**Solution to Abstract Algebra by Dummit & Foote 3rd edition Chapter 1.6 Exercise 1.6.3**

If $\varphi : G \rightarrow H$ is an isomorphism, prove that $G$ is abelian if and only if $H$ is abelian. If $\varphi : G \rightarrow H$ is only a homomorphism, what additional conditions on $\varphi$ (if any) are sufficient to ensure that if $G$ is abelian, then so is $H$?

Solution: Let $\varphi : G \rightarrow H$ be a group isomorphism.

($\Rightarrow$) Suppose $G$ is abelian, and let $h_1,h_2 \in H$. Since $\varphi$ is surjective, there exist $g_1, g_2 \in G$ such that $\varphi(g_1) = h_1$ and $\varphi(g_2) = h_2$. Now we have $$h_1 h_2 = \varphi(g_1) \varphi(g_2) = \varphi(g_1 g_2) = \varphi(g_2 g_1) = \varphi(g_2) \varphi(g_1) = h_2 h_1.$$ Thus $h_1$ and $h_2$ commute; since $h_1, h_2 \in H$ were arbitrary, $H$ is abelian.

($\Leftarrow$) Suppose $H$ is abelian, and let $g_1, g_2 \in G$. Then we have $$\varphi(g_1 g_2) = \varphi(g_1) \varphi(g_2) = \varphi(g_2) \varphi(g_1) = \varphi(g_2 g_1).$$ Since $\varphi$ is injective, we have $g_1 g_2 = g_2 g_1$. Since $g_1, g_2 \in G$ were arbitrary, $G$ is abelian.
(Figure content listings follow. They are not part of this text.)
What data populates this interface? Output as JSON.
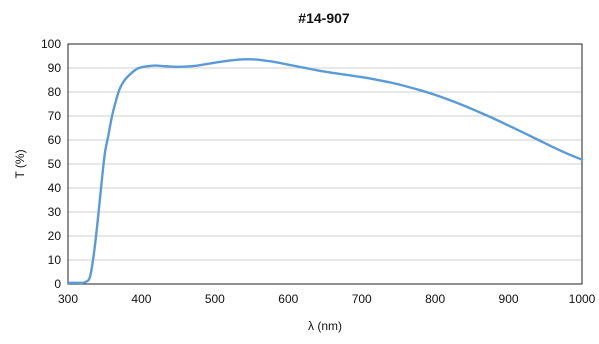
{
  "chart_data": {
    "type": "line",
    "title": "#14-907",
    "xlabel": "λ (nm)",
    "ylabel": "T (%)",
    "xlim": [
      300,
      1000
    ],
    "ylim": [
      0,
      100
    ],
    "xticks": [
      300,
      400,
      500,
      600,
      700,
      800,
      900,
      1000
    ],
    "yticks": [
      0,
      10,
      20,
      30,
      40,
      50,
      60,
      70,
      80,
      90,
      100
    ],
    "grid": true,
    "legend": "none",
    "series": [
      {
        "color": "#5b9bd5",
        "x": [
          300,
          310,
          320,
          325,
          330,
          335,
          340,
          345,
          350,
          355,
          360,
          365,
          370,
          375,
          380,
          385,
          390,
          395,
          400,
          410,
          420,
          430,
          440,
          450,
          460,
          470,
          480,
          490,
          500,
          510,
          520,
          530,
          540,
          550,
          560,
          570,
          580,
          590,
          600,
          620,
          640,
          660,
          680,
          700,
          720,
          740,
          760,
          780,
          800,
          820,
          840,
          860,
          880,
          900,
          920,
          940,
          960,
          980,
          1000
        ],
        "y": [
          0.5,
          0.5,
          0.5,
          1,
          3,
          12,
          25,
          40,
          54,
          62,
          70,
          76,
          81,
          84,
          86,
          87.5,
          88.8,
          89.8,
          90.3,
          90.8,
          91.0,
          90.8,
          90.6,
          90.5,
          90.6,
          90.8,
          91.2,
          91.7,
          92.2,
          92.7,
          93.1,
          93.4,
          93.6,
          93.6,
          93.4,
          93.0,
          92.6,
          92.0,
          91.4,
          90.2,
          89.0,
          88.0,
          87.1,
          86.2,
          85.1,
          83.9,
          82.4,
          80.7,
          78.8,
          76.6,
          74.2,
          71.6,
          68.9,
          66.0,
          63.1,
          60.1,
          57.1,
          54.3,
          51.8
        ]
      }
    ]
  }
}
Note that in the proof of ($\Rightarrow$) above, we only needed to use the surjectivity of $\varphi$. So in fact the image of any surjective group homomorphism from an abelian group is abelian. Similarly, in the proof of ($\Leftarrow$) above we only used injectivity; thus the source of any injective group homomorphism to an abelian group is abelian.